There were a few other nice, not-so-sexy moves to go along with ‘em, as well. Jeff Green came in on a one-year, minimum gig. Emmanuel Mudiay did the same thing. Heck, though he’d later be waived, even BYU’s Kyle Collinsworth signed a non-guaranteed contract for training camp.

Oh! And one more that must’ve slipped my mind: Ed Davis.

The Jazz landed the nine-year veteran on a two-year deal worth $9.7 million using the Jazz’s cap room exception. At the time, Davis’ coming to Utah was seen as “gravy” for the team.

He’d built a reputation for himself as a solid, hardworking backup center who could jive with just about any locker room.
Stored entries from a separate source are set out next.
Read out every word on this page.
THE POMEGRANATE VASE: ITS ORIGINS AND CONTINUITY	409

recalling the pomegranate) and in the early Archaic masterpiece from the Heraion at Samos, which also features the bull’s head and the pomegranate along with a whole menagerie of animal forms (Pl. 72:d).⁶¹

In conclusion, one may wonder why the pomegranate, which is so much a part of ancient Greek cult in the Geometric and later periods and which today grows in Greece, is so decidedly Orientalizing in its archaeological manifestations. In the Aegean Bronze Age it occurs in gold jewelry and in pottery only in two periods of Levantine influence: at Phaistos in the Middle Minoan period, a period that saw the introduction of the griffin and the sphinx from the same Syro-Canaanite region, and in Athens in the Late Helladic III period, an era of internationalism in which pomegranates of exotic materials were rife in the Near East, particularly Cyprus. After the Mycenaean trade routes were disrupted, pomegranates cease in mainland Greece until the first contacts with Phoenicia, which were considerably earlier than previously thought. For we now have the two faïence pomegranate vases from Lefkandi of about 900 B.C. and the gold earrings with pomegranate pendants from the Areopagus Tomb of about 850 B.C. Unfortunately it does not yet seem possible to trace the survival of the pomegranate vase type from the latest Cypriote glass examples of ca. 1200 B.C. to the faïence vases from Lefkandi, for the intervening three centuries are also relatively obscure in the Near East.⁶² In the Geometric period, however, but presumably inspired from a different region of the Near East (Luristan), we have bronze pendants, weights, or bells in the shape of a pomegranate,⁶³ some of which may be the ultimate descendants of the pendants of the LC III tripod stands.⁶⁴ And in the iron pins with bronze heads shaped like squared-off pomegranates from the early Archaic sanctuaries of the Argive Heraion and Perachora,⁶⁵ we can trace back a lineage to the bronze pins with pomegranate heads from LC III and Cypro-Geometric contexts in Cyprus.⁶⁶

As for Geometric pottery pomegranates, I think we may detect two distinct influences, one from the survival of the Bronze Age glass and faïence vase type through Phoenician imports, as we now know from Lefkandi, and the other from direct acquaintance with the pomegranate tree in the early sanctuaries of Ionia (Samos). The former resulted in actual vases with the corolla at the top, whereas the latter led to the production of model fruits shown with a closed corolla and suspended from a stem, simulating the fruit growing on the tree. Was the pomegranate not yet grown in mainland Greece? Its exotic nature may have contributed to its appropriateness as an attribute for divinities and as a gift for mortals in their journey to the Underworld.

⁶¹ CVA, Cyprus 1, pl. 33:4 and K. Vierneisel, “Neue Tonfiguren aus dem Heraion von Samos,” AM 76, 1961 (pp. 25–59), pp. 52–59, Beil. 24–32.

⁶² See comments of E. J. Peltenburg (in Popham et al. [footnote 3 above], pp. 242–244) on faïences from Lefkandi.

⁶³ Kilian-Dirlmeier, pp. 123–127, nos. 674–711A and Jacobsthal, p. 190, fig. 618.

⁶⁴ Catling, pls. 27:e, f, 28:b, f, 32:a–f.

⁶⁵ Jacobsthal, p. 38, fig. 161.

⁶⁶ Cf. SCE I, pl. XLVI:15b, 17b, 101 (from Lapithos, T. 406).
He didn’t need the ball in his hands to efficiently rebound the basketball, either.

His name “slipped my mind” for a reason, though …

His time in Utah has been a complete and total train wreck.

Remember, Jazz fans had spent the past nine years with Derrick Favors largely devouring minutes at the backup center position — their expectations weren’t exactly at ground-level.

And while Favors set the bar high, before arriving in Salt Lake City, with great success, Davis played the exact same role Favors occupied for five different teams in just under a decade’s time.

Unfortunately, Davis’ tough, grind-it-out style of play simply hasn’t meshed well with the skill required to take part in Quin Snyder’s offensive schemes. Before trading for Jordan Clarkson, the Jazz’s second unit relied heavily on Joe Ingles to run a pick-and-roll offense. Undersized and not known for his scoring ability, Davis looked uncomfortable with his role out on the hardwood.

And by the time Clarkson had showed up to establish himself as the Jazz’s second-string scorer, Davis was just coming off of a fractured fibula, which caused him to miss 12 of the Jazz’s first 18 games of the season. While sidelined, improving steadily game after game, Tony Bradley had performed well enough as a rim-runner to all but sign the death certificate on Davis’ season.

His stats reflect this on-court frustration, too.

This season, Davis is averaging career-lows in just about every major statistical metric. On top of that, in spite of the bulk of his scoring coming from hard-fought, putback opportunities directly under the rim, by far, he’s having the most inefficient shooting season of his career, as well …

  • Points: 1.3
  • Games: 25
  • Rebounds: 3.8
  • Minutes Played: 10.7
  • Field Goal Percentage: 41.2

Davis is only 30 years old …

He should be entering his prime along with guys like Paul George, Gordon Hayward, Hassan Whiteside and Avery Bradley. Instead, a style of play that should gel in just about any system appears to be failing him — the fact that it’s not leads me to believe he’s running on empty.

Next: Jerry Sloan: The Utah Jazz’s small-market savior

So, is the curtain closing on Davis’ NBA career?

The Jazz still owe him $5 million, but it certainly looks that way.